D'un point de vue typologique, ces causatives peuvent avoir différentes formes. Le procédé morphologique peut consister en un changement interne (timbre de la voyelle ou mutation de consonne), répétition d'une consonne, allongement d'une voyelle, changement de ton, réduplication, affixation (Dixon 2000 : 33-34). Toutes les langues n'ont pas ce type de causatives, mais dans les langues qui utilisent ce procédé dans l'expression de la causation, certaines en ont plusieurs. La causative est habituellement présentée comme augmentant la valence du verbe. Ainsi, un verbe intransitif dérivé devient un verbe transitif et un verbe transitif devient un ditransitif. Sur le plan typologique, il n'est pas rare de trouver des langues où le causatif morphologique est limité aux bases intransitives, essentiellement pour des considérations cognitive et syntaxique.
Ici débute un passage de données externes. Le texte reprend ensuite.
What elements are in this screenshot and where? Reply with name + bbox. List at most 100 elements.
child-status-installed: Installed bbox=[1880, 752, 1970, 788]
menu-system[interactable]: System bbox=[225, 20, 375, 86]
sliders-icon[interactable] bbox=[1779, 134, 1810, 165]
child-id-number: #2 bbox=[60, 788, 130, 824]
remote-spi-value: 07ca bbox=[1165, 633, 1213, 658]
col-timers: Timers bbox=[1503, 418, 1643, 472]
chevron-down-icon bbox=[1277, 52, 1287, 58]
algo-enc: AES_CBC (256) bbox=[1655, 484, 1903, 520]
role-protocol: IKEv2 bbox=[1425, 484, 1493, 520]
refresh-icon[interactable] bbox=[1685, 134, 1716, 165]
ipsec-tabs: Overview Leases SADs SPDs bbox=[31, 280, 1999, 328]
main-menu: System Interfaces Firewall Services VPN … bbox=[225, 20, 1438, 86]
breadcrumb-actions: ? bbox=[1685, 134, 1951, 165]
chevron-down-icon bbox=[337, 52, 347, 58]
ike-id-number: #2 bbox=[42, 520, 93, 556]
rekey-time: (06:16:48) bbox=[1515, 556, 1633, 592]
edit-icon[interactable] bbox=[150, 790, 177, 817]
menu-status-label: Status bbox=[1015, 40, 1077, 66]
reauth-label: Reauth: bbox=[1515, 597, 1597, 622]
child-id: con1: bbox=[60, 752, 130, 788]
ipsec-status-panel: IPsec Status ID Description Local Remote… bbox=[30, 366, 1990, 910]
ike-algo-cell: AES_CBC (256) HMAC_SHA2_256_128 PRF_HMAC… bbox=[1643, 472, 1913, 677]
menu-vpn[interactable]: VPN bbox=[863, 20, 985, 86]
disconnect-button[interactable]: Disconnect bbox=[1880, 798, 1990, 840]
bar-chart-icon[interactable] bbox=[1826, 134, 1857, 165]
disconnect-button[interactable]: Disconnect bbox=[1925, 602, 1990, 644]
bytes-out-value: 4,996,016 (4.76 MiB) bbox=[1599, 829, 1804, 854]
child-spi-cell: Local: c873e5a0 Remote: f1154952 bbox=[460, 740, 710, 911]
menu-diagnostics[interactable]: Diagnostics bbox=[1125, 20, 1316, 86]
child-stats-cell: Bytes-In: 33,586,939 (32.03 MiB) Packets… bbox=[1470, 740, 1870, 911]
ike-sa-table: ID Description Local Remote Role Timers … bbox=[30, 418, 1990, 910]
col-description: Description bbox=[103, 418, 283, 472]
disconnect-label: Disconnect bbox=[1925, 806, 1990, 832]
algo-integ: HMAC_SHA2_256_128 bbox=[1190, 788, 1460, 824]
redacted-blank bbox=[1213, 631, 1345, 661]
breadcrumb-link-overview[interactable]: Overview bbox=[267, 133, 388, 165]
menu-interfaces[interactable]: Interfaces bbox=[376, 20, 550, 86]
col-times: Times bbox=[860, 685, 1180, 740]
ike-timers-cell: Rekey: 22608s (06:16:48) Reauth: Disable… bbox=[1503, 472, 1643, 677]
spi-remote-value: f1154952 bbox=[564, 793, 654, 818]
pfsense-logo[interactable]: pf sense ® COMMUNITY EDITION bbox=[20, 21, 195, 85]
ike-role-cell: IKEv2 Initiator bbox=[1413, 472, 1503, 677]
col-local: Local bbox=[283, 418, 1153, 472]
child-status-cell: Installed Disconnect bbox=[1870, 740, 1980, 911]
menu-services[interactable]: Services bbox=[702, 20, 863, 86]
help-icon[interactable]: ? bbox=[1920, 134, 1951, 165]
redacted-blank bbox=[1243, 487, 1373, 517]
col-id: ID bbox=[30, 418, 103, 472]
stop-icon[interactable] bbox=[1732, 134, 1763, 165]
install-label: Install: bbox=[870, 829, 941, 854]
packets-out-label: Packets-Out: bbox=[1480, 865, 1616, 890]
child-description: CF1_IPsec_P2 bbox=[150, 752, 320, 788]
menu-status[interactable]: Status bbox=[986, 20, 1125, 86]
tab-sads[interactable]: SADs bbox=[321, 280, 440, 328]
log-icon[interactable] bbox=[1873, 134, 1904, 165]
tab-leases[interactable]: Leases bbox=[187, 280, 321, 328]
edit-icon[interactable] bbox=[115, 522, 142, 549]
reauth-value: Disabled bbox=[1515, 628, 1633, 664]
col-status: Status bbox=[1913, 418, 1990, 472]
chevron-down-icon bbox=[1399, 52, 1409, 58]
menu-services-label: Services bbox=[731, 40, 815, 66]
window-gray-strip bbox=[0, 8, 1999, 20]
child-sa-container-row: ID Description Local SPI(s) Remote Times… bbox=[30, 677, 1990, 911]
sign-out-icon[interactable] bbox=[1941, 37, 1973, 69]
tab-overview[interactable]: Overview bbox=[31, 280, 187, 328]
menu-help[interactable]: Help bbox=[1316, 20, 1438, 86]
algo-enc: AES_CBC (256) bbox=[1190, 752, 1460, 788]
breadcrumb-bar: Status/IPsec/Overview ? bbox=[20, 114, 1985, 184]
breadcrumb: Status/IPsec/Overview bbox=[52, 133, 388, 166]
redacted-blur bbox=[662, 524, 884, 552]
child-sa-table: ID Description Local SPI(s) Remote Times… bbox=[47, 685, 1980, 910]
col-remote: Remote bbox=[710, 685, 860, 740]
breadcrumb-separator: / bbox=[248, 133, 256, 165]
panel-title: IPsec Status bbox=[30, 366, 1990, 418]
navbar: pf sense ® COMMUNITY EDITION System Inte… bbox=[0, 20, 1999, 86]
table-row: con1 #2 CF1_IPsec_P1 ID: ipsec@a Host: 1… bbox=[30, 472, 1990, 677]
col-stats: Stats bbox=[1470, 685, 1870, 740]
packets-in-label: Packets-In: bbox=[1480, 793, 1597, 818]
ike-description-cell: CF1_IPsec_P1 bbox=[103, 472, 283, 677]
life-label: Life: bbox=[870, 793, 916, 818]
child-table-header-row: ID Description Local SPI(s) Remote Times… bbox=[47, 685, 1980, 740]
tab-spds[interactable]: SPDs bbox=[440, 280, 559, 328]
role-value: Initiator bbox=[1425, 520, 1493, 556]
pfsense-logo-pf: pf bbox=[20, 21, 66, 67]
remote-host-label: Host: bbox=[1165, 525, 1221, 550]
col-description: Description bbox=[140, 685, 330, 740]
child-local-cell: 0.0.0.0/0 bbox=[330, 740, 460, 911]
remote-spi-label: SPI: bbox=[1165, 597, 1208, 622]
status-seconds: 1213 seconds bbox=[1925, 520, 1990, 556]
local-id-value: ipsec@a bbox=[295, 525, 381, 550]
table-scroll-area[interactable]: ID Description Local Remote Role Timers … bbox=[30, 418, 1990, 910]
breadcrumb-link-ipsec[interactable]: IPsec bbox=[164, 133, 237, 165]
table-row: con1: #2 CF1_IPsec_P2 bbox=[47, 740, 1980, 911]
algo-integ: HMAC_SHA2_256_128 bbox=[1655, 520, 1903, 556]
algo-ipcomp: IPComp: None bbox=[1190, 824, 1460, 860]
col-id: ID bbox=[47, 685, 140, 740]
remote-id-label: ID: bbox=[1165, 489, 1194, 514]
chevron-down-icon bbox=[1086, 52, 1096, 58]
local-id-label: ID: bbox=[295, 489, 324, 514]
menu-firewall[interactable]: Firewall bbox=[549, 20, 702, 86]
En effet, sur le pan cognitif, l'application d'un marqueur causatif sur un verbe non causatif sémantiquement est plus facile à traiter qu'un morphème causatif sur un verbe déjà sémantiquement causatif. Sur le plan syntaxique, l'ajout d'un sujet sur des verbes transitifs rend le traitement syntaxique de l'ancien sujet plus délicat, notamment pour les langues qui n'autorisent pas les propositions à objets multiples.

Pour les langues qui ont plusieurs procédés morphologiques causatifs, il est fréquent que la symétrie intransitif/transitif et transitif/ditransitif ne soit pas respectée dans toutes les constructions causatives. Dixon (2000 : 47) décrit, ainsi, les suffixes de causation de la langue mishmi (branche bodic de la famille tibéto-birmane, Nord-Est de l'Inde). Il y a dans cette langue deux suffixes de causation : –bo et –syig. Le morphème –bo est utilisé pour construire une causative dans laquelle on ne spécifie pas le causateur, seul le causataire apparaît (264a.). Tandis qu'avec le morphème –syig, seul le causateur est spécifié (264b.). Pour que les deux participants soient spécifiés en même temps, le verbe doit être marqué deux fois (264c.).

‘264 a. há0 tapé0 thá0-de-bo
1sg+NOM rice eat-TENSE-CAUS1
I (causee) was made to eat rice (by someone - unstead but implied causer)’ ‘ b. há0 tapé0 thá0-syig-a
1sg+NOM rice eat-CAUS2-TENSE
I (causer) made (someone – unstead but implied causee) eat rice’ ‘ c. há0 thá0-syig-a, nyú thá0-de-bo
1sg+NOM eat-CAUS2-TENSE 2sg+NOM eat-TENSE-CAUS1
I made you eat’

Le marquage particulier des causateur et causataire est assez rare (264c.). En revanche, on trouve dans beaucoup de langues, le type de proposition (b.) marquage du causataire seul en cumulant une marque de causatif et une marque de passif, comme on peut le voir dans la traduction en anglais de la proposition (b.) I was made to eat rice.

Lorsque les causatives de transitive ne montrent pas de variation, il y a plusieurs traitements possibles pour les différents arguments de la proposition. Nous reprenons ici le tableau de Dixon (2000 : 48) auquel nous ajoutons une colonne indiquant les langues qui montrent ces différents types de constructions.

type causer original A (causee) original O languages
(i) A special marking O Nivkh
(ii) A retains A-marking O Kabardian (North-west Caucasian)
(iii) A has O-marking has O-marking Tariana
(iv) A O non-core Javanese, Swahili
(v) A non-core O French

Le procédé morphologique utilisé en wolof est celui de l'affixation, plus précisément la suffixation. Il existe 5 suffixes identifiables comme causatifs –e, –al, –lu, –looet –le, nous allons les présenter séparément et dans cet ordre. Nous pouvons déjà préciser que, le wolof ayant des verbes ditransitifs dans les causatives morphologiques de transitifs, sans variation, le causataire et l'objet du verbe non dérivé sont tous les deux traités comme objets, ce qui correspond au type (iii) du tableau 31. Autrement dit, les formes verbales dérivées de transitives traditionnelles présentent des structures syntaxiques de véritables verbes ditransitifs.